Even though riding a bike is play, working too hard at it will make your legs dull. We enthusiasts need our happy time. It makes the work that much more rewarding. Trust me.
Don’t bother with a day off before a big ride. Take the day off two or three days before the event. Then use the day or two before to spin your legs up and get ready.
I rolled out with my wife and friends at 8:02 yesterday morning. Why the 02? Winston texted me at 7:56 that he was running late. Punctuality is not his strong suit.
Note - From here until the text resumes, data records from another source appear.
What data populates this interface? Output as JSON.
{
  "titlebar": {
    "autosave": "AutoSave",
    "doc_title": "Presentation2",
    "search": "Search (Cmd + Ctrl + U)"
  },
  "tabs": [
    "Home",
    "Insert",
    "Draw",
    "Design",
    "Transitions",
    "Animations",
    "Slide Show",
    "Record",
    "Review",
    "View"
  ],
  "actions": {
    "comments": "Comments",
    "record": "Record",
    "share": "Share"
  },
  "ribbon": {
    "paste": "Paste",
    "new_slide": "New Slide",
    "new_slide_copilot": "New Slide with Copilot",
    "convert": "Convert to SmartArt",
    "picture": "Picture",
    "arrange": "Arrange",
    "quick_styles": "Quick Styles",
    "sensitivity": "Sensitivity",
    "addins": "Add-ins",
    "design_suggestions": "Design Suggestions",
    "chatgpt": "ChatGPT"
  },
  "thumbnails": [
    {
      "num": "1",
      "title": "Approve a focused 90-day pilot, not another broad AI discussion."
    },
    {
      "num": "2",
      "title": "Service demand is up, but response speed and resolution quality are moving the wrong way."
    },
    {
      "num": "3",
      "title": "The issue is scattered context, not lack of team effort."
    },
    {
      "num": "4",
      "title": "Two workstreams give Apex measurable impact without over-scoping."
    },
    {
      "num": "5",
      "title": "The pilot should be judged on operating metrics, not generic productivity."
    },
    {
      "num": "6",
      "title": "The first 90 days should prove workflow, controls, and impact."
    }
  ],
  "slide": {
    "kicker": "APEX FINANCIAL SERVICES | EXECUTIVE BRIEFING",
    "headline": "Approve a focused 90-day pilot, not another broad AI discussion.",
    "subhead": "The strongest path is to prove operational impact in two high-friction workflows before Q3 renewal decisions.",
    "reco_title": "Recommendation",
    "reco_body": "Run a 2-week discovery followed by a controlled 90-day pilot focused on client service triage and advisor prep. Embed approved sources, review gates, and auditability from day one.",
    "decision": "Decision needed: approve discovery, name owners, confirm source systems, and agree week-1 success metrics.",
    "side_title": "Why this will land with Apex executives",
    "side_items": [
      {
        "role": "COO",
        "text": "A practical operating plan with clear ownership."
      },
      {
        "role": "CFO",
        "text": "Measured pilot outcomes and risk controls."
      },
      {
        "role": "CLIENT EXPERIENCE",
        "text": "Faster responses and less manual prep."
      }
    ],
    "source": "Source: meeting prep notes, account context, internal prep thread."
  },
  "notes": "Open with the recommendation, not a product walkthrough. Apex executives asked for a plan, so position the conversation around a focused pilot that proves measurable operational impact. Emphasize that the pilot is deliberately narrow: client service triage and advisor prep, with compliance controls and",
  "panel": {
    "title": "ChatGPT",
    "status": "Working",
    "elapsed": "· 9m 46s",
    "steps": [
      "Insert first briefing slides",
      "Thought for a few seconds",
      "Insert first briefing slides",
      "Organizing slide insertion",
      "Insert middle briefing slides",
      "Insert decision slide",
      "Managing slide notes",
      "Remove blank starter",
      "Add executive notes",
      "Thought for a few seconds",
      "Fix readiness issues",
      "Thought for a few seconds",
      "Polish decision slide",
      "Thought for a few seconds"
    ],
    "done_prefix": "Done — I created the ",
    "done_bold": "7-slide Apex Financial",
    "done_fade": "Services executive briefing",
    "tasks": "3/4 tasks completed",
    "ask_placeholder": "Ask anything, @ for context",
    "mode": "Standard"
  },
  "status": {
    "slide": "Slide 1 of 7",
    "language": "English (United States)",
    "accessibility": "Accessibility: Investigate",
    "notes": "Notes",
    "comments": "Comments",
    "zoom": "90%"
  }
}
He pulls like a tiny Clydesdale though, so what’s two minutes between friends, eh? Nothing.
It was a perfect day for cycling. 60 degrees to start (15 C) and not a cloud in the sky, and no wind.
At 8:03 on Sunday morning we had 5 hours and 18 minutes – and 99.75 miles – to go. No hill for a mountain climber.
At some point, around 20 miles in, the guy at the front missed pointing out a hole in the asphalt. It was hard to see, as the road had simply sunk in a 6″ round hole so there was barely a shadow. I missed it but several behind me didn’t. Lynn didn’t. He was taking a swig one handed when he hit it. He lost control and endo’d down a 10-15′ deep ditch. It was something out of a TdF crash video.
Amazingly, he was okay. A little scratched up and his bike was going to need new bar tape and his shifter lever straightened, but he was back and riding after we formed a human chain to pull him out of the ditch. Seriously.
We sorted him out and once we were certain he was okay, we rolled on.
From that point, there were a few issues that popped up. One of the guys was struggling to keep up so Winston and I dropped back to bring him back to the group. Chuck’s rear wheel decided to start rubbing his frame so he dropped out of the group to wait for a ride to pick him up (he ended up letting a little air pressure out of the tire and that gave him enough clearance to finish but he was out there for 45 miles on his own – talk about gutting it out…), and Lynn’s adrenaline from the accident finally wore off and he slowed down and dropped off the back.
In the end, we all finished and my buddy Mike took the sprint at 99.5 miles. I took the final pull, starting at 95 miles, and kept it between 21 and 22 mph until we hit 98-1/2. The idea at that point was to ramp it up to see if I could drop everyone else and cruise over the line alone. I was so close too. I dropped everybody but Mike and Brad – they managed to stay on like dug-in ticks… I came over a little rise at 25 and accelerated to 28 heading back down what could barely be called a hill. Brad ran out of gas but Mike got me by a half a bike length. Unfortunately my strategy was a little lacking. I didn’t have anything left – no more gears left in me to answer him.
In the last ten miles I’d pulled all but three of them.
There once was a time, not too long ago actually, when an 18.9 mph 100 miles would have been a bummer. I was always shooting for that 20 mph average. Those days are long gone. Nowadays it’s more about spending time with my friends and building memories to laugh about as I get older. If I feel I need to work a little harder, all I have to do is stay up front.
Lynn and Chuck left a lot more on the road yesterday than I did (I still feel a little selfish for not waiting for Chuck and letting the rest of the group go). It was still a heck of a lot of fun and I left enough out there for government work.